A Different Kind of Hunger Strike
There are a number of actions workers can take when they don’t feel like their work is paid accordingly. Work slowdowns are a popular method of getting the company’s attention, but going on strike can let the entire world know what’s happening. While big strikes make the news, they aren’t as common as we might presume. There were only 8 major work stoppages that started in 2020, which is the least number of strikes since the BLS started tracking the statistics in 1947. The BLS defines a major work stoppage as one that involves 1,000 or more workers and lasts at least one shift during the workweek. I downloaded the data from the BLS and visualized it below:
This year alone we’ve seen major strikes at Nabisco plants in five states, a Frito-Lay plant in Topeka, Kansas, one of the world’s largest bourbon producers, and now at Kellogg factories in Michigan, Pennsylvania, and Tennessee. The pandemic has hit the entire workforce pretty hard, but most workers aren’t covered under collective bargaining agreements. A lot of the disagreements revolved around long shifts and mandatory overtime that are the result of the pandemic-induced labor shortages. In a stronger labor market, it would be more difficult for workers to just walk out, but the pandemic has given workers and labor unions more power at the bargaining table.
With ongoing labor shortages across the country, it’s difficult for firms to simply hire replacement workers when their own workers go on strike. The sudden spike in demand for cereal left Americans hunting for their favorite brands while workers at the Kellogs and General Mills were left working 75 hour weeks to keep up. That level of work isn’t sustainable, despite the high paychecks many of them were earning. Kelloggs employees are members of the Bakery, Confectionery, Tobacco Workers and Grain Millers' International Union, and last week they decided they have had enough.
The study of labor markets focuses on the input side of markets instead of the output side. About 85% of a principles course focuses on the output side of markets, either on how people go about purchasing products, the ways governments intervene (or don’t) in those transactions, or how markets themselves are arranged on the seller side of the market. Most instructors only teach 1 or 2 chapters on the input side of the market, which is where the study of labor markets would mostly occur. It’s not too surprising then that the “basic economics” of labor markets gets missed.
The easiest way to connect a labor union to economics is to think of a labor union as a single seller of the labor input. This means labor unions would take on the role of a monopoly seller, which is a topic that’s covered in a lot of principles courses. Monopolies are known for reducing output (work) in order to charge higher prices (wages) and increase their own profit (income). The Antitrust Division of the Department of Justice is responsible for limiting anti-competitive behavior, but monopoly power/behavior exists in a lot of different ways. It can show up in smaller markets where there aren’t a lot of competitors (think small-town grocery stores) or the creation of a superior product that others haven’t developed yet (like the iPhone in the mid-2000s). Monopolies may also exist more naturally when the cost of providing a product to a large area can be distributed over a wider set of customers as a single firm than when they have to compete for customers (think electricity companies). Natural monopolies are often heavily regulated to ensure the cost savings are passed on to customers.

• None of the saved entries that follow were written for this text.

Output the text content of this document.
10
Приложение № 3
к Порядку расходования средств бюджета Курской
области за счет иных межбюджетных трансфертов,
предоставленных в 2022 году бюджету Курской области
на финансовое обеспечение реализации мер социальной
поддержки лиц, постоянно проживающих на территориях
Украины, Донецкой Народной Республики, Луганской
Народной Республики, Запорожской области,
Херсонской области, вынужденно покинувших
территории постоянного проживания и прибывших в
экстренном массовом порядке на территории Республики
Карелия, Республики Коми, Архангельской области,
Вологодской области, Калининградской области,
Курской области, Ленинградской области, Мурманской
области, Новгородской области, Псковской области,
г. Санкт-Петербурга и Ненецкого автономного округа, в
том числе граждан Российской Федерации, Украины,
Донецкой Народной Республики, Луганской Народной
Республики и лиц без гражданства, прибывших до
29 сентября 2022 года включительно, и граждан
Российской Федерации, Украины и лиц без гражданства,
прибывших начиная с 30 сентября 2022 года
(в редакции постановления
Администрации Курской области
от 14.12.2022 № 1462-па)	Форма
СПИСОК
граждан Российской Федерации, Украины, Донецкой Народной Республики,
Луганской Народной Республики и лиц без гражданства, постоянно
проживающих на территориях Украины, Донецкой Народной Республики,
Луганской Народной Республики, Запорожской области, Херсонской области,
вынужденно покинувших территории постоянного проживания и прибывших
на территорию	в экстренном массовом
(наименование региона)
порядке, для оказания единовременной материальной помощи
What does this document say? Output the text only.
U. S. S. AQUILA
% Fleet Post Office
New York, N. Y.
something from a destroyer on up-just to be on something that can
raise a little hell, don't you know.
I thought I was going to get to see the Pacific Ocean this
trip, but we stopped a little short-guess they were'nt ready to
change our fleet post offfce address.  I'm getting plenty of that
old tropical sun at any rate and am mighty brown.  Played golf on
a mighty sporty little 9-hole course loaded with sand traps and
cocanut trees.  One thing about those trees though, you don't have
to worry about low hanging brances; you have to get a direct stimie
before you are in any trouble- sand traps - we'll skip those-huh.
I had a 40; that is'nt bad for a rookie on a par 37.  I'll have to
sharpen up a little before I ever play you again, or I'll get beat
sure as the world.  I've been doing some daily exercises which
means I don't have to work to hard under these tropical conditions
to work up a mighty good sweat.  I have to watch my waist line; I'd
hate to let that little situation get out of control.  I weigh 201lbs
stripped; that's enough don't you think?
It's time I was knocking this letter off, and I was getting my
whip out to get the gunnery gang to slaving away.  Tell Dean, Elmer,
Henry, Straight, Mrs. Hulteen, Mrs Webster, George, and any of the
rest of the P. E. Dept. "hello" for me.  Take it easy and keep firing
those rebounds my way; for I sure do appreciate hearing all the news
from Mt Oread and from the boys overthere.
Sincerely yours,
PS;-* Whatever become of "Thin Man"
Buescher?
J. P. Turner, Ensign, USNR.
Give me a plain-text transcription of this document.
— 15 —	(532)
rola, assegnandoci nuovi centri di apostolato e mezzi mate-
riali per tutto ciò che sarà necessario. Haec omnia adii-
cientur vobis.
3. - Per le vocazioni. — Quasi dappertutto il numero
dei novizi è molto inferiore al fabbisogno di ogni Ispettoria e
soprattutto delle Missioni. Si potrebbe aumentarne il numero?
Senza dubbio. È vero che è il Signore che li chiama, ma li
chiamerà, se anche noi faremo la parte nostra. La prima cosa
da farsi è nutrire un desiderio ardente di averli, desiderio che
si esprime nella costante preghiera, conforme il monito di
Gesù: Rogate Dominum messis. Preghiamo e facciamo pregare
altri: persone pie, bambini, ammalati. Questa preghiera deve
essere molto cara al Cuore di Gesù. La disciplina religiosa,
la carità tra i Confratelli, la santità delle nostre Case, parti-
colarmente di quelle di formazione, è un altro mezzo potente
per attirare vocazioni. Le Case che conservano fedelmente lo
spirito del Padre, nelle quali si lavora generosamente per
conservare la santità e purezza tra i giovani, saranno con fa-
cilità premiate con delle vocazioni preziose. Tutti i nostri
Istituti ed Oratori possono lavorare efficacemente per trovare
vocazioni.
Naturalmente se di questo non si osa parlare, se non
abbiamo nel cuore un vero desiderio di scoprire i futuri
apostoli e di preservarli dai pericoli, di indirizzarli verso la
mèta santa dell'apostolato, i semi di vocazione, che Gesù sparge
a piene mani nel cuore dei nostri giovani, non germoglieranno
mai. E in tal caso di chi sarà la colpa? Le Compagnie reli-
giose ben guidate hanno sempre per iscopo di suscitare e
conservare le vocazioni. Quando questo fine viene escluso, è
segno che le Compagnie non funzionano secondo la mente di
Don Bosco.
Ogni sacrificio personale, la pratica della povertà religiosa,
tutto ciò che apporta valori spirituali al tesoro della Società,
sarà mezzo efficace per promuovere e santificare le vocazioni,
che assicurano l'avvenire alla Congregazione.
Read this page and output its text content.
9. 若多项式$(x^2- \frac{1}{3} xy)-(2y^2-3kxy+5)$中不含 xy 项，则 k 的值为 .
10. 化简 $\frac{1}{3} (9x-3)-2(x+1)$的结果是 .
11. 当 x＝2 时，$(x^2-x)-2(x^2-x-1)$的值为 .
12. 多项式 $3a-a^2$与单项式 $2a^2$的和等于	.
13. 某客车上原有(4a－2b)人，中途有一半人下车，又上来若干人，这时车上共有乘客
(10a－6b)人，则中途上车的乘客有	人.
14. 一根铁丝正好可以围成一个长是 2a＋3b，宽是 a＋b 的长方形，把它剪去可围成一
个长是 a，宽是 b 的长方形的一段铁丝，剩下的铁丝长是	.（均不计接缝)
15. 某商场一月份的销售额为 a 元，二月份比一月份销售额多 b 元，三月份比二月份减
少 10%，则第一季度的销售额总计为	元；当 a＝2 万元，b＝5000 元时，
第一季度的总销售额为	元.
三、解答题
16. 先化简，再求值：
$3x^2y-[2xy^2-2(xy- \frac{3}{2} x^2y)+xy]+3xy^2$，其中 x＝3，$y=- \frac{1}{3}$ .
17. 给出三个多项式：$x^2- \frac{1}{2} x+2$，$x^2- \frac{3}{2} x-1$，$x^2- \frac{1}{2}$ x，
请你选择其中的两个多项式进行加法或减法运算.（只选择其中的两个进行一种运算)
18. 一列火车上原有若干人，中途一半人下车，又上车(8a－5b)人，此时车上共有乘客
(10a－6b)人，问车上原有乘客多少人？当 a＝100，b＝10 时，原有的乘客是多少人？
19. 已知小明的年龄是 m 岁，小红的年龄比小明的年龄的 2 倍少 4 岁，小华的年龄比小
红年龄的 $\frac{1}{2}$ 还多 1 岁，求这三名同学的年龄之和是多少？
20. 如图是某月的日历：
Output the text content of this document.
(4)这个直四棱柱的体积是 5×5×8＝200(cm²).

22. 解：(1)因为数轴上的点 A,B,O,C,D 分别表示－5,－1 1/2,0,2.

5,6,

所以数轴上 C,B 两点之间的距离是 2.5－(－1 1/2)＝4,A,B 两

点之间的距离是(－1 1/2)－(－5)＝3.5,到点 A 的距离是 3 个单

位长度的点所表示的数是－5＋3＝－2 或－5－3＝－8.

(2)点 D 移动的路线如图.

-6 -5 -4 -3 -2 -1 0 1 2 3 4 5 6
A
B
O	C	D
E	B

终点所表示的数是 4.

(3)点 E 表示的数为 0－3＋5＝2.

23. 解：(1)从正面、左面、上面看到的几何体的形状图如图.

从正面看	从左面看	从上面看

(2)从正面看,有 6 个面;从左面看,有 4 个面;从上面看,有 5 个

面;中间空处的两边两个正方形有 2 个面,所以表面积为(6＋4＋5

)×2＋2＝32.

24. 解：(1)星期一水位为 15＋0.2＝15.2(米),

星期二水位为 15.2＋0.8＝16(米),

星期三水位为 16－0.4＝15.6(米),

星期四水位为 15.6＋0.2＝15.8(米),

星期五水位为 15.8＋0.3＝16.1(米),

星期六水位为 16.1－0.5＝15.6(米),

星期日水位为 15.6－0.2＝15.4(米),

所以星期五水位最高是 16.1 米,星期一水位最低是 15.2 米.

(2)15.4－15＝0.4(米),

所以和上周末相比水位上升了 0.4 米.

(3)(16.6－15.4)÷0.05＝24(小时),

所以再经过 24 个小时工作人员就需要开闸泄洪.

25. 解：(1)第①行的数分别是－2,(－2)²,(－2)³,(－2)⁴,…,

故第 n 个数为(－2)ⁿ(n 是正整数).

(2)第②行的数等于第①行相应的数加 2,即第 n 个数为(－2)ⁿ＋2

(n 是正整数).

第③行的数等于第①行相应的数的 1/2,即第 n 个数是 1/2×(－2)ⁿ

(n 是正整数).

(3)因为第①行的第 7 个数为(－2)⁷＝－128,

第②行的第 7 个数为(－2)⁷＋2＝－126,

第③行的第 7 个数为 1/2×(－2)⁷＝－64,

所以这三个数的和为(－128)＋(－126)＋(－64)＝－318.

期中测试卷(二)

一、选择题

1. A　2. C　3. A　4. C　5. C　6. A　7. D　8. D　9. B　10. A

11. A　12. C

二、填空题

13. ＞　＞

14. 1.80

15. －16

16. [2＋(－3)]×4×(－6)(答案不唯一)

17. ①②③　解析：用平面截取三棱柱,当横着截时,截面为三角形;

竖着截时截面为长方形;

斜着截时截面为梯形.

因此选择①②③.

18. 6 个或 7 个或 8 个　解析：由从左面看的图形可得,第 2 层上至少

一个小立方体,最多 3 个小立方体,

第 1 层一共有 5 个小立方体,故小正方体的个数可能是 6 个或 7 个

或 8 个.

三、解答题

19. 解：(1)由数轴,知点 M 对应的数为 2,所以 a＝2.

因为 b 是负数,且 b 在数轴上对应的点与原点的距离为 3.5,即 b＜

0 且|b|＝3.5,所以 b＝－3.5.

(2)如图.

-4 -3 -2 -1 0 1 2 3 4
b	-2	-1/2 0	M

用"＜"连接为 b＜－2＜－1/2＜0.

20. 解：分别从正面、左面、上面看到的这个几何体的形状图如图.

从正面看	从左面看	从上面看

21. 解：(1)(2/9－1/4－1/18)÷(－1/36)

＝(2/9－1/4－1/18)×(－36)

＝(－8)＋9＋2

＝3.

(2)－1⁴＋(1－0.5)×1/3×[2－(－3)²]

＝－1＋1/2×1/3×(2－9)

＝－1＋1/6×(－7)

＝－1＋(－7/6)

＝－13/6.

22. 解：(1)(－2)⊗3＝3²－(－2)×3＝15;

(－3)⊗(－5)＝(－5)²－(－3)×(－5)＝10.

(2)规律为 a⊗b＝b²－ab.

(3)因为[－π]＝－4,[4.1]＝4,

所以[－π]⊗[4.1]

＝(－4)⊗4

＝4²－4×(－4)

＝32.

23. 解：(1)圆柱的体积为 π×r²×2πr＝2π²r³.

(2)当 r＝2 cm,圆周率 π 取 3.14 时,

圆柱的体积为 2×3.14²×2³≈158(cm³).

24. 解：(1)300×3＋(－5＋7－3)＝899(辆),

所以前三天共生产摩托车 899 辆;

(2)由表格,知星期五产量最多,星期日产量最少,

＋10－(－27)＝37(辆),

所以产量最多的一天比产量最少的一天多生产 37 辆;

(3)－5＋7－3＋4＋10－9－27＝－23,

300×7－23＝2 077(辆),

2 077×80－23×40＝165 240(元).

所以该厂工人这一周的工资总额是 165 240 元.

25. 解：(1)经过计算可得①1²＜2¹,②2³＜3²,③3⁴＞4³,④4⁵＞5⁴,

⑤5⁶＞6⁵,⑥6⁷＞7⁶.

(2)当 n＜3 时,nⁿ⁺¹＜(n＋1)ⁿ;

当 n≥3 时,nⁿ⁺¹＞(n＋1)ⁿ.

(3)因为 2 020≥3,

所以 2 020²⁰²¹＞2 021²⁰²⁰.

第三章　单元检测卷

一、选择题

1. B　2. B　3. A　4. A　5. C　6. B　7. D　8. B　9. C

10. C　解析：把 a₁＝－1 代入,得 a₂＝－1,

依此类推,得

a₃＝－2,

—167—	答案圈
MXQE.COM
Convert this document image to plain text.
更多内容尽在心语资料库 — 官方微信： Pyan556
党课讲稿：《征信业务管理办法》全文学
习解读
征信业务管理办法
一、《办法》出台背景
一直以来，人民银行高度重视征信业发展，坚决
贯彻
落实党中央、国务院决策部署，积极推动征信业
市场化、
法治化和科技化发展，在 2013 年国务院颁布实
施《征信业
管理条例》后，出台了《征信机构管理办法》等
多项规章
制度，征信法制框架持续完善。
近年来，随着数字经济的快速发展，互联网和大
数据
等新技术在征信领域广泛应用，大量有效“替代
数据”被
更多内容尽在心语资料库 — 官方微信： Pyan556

Most labor unions don’t really fit into any of those categories. Most union workers aren’t offering a particular skill set that is unique to themselves and their members aren’t often located in small areas with few workers. Labor unions more closely represent the pretty basic definition of a monopoly that is focused on increasing incomes for their members, even if it’s at the expense of higher prices for customers or lower profits for shareholders.
But is that necessarily a bad thing? The majority of Americans don’t seem to think so and actually believe that the decline in union membership is bad for America. It probably doesn’t help that employers are notorious for disrupting the (legally protected) efforts of workers to organize. The question remains whether or not collective bargaining will actually lead to more equitable wage growth.
To get a picture of the frequency of smaller strikes around the world, check out the Strike Hub organized by the Associated Press.
Over the past 20 years, there has been an average of 16 work stoppages per year [Bureau of Labor Statistics]
Based on data from 2020, roughly 10.8% of workers are members of a labor union [Burearu of Labor Statistics]
With many schools closed around the country during 2020, U.S. cereal sales were up 7% compared to 2019 [Associated Press]
The largest labor union in the United States is the Education Association of the United States with an estimated 2,731,419 members [World Atlas]
We’re completed 40 weeks of the year, but I’m still at 58 books for the year. I’m about to wrap up a book I started last week that looks at how slavery is (and isn’t) discussed in major historical sites like Monticello or in Galveston, Texas. So far the book has been incredibly eye-opening. I imagine the last chapter will be just as good. Based on what I’ve read so far, I’d highly recommend checking out How the Word Is Passed.